Speaking to IGN UK, Frozenbyte marketing manager Mikael Haveri says that Nintendo is being very flexible with titles being released in its freshly launched Wii U eShop. The company released Trine 2: Director's Cut over the weekend on the Wii U's virtual storefront. Haveri says that the new eShop leaves core decisions to indie developers publishing games on the platform - including the prices they set for their products and when they have sales.
"That's what we love about the new eShop," said Haveri. "We have the power to price our products as we please, with just some basic guidelines from the big guys. The step to this is purely from Nintendo's side and they clearly see that [their] previous installments have not been up to par. We can set our own pricing and actually continuing on that by setting our own sales whenever we want. It is very close to what Apple and Steam are doing at the moment, and very indie friendly."

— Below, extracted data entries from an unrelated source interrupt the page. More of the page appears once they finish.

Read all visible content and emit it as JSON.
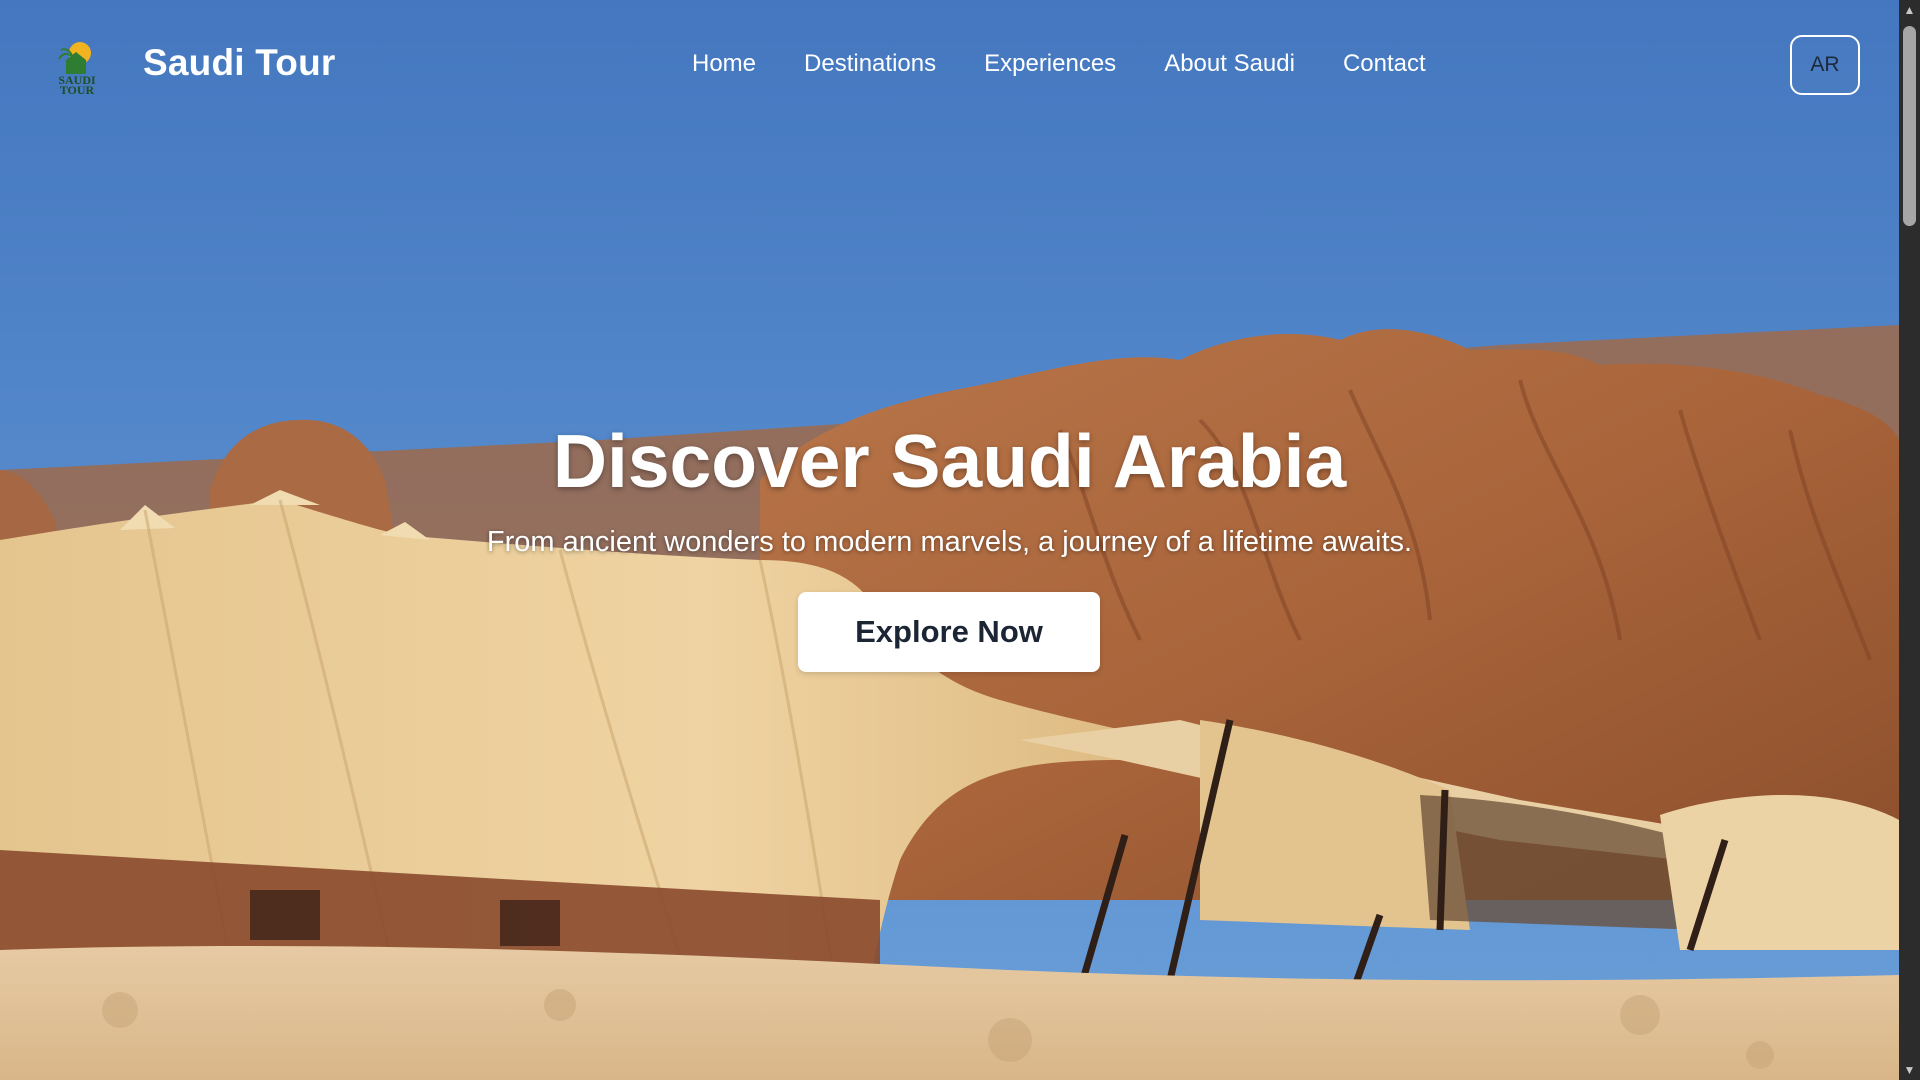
{
  "header": {
    "brand": "Saudi Tour",
    "logo_text_line1": "SAUDI",
    "logo_text_line2": "TOUR",
    "nav": [
      {
        "label": "Home"
      },
      {
        "label": "Destinations"
      },
      {
        "label": "Experiences"
      },
      {
        "label": "About Saudi"
      },
      {
        "label": "Contact"
      }
    ],
    "lang_button": "AR"
  },
  "hero": {
    "title": "Discover Saudi Arabia",
    "subtitle": "From ancient wonders to modern marvels, a journey of a lifetime awaits.",
    "cta_label": "Explore Now"
  },
  "icons": {
    "logo": "saudi-tour-logo-icon",
    "scroll_up": "chevron-up-icon",
    "scroll_down": "chevron-down-icon"
  },
  "colors": {
    "sky": "#4a7fc4",
    "rock": "#b86f45",
    "tent": "#e7c890",
    "sand": "#e2c39b",
    "cta_bg": "#ffffff",
    "cta_text": "#1b2533"
  }
}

Haveri also said that Nintendo doesn't charge extra for developers who need to deploy a patch for their games. This is in stark contrast to a claim made by Fez developer Polytron who said that Microsoft charged them "tens of thousands of dollars" for updates to its Xbox Live Arcade after its first free update was deployed...

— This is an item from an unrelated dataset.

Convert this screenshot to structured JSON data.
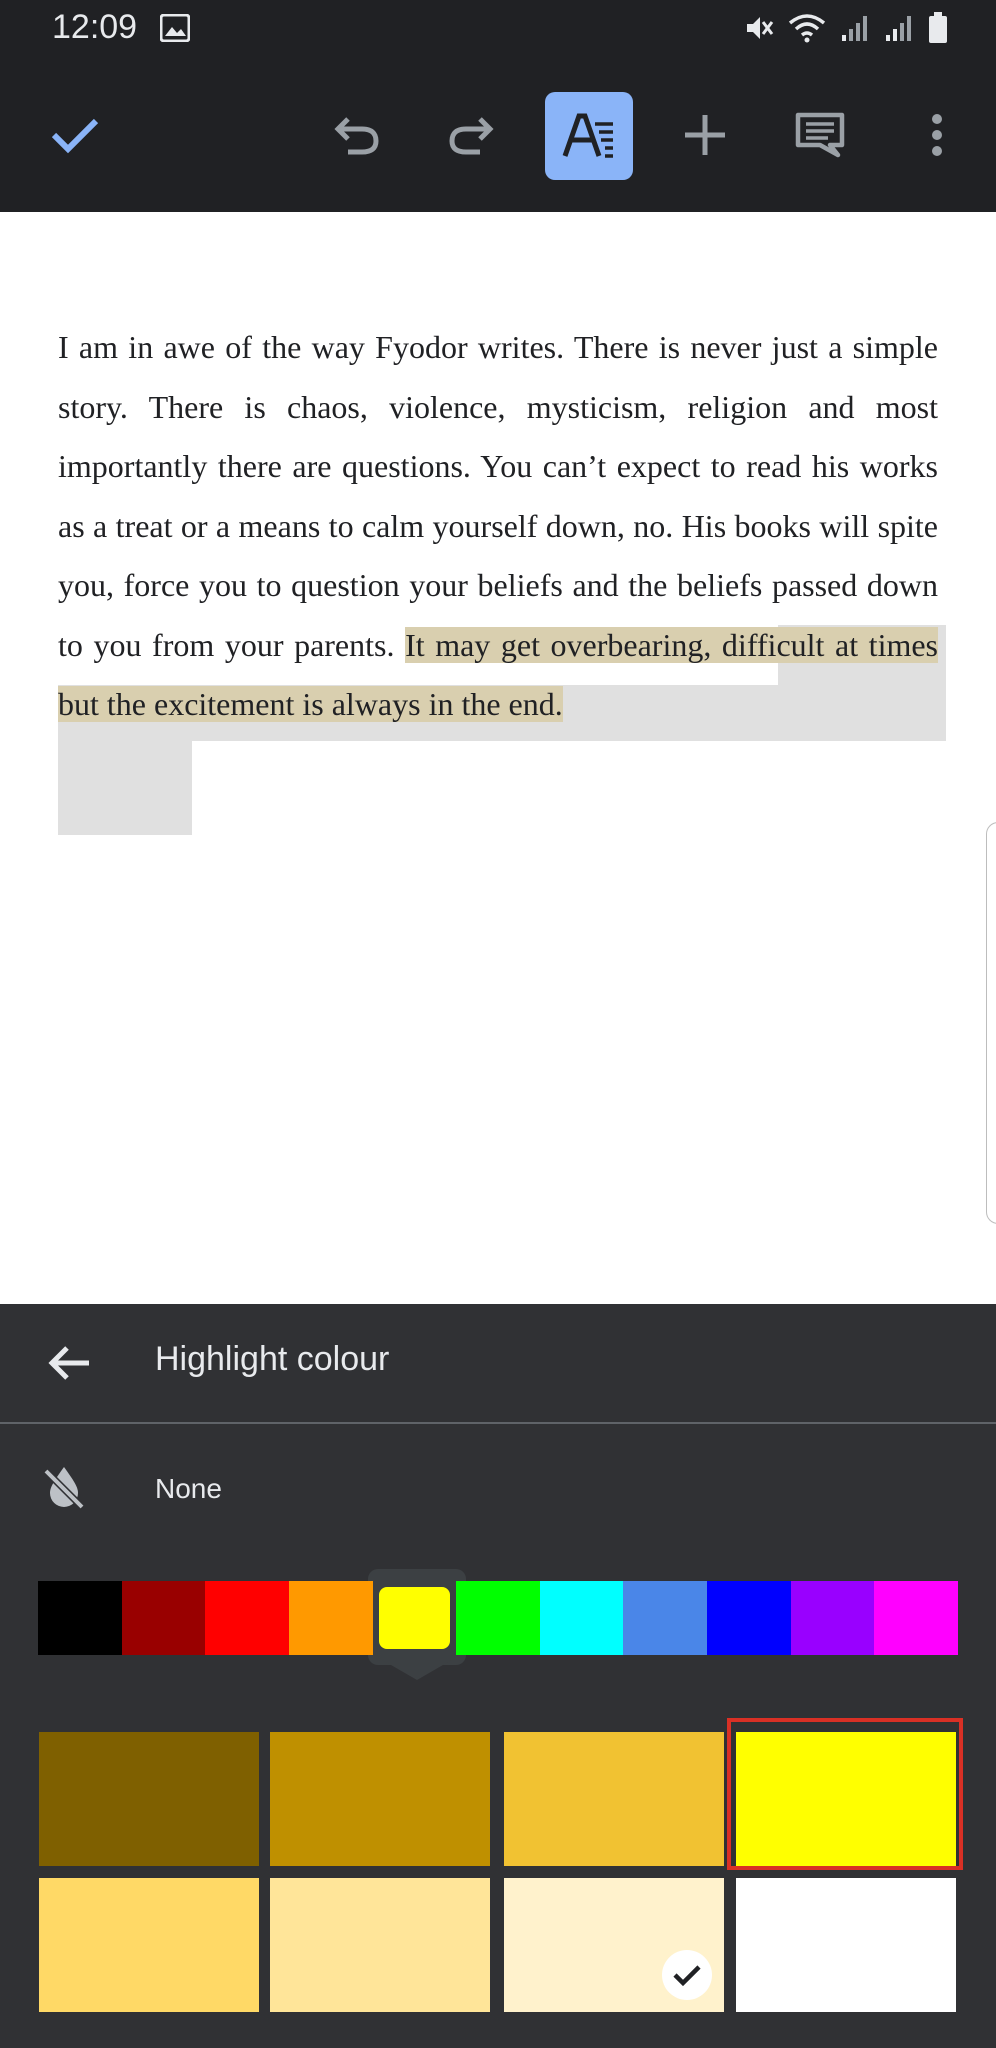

"They have pushed away all of the old methods that have been established before," Haveri explained. "Simply put they've told us that there are no basic payments for each patch (which were pretty high on most platforms) and that we can update our game almost as much as we want. For indie developers this is huge. Nintendo messed up the worst last time around," Haveri said of the company's earlier digital distribution attempts. "Now they really know that they have to make a huge improvement to get back into the game. What I have seen and heard so far is amazing and it's definitely going in the right direction as far as small developers are concerned."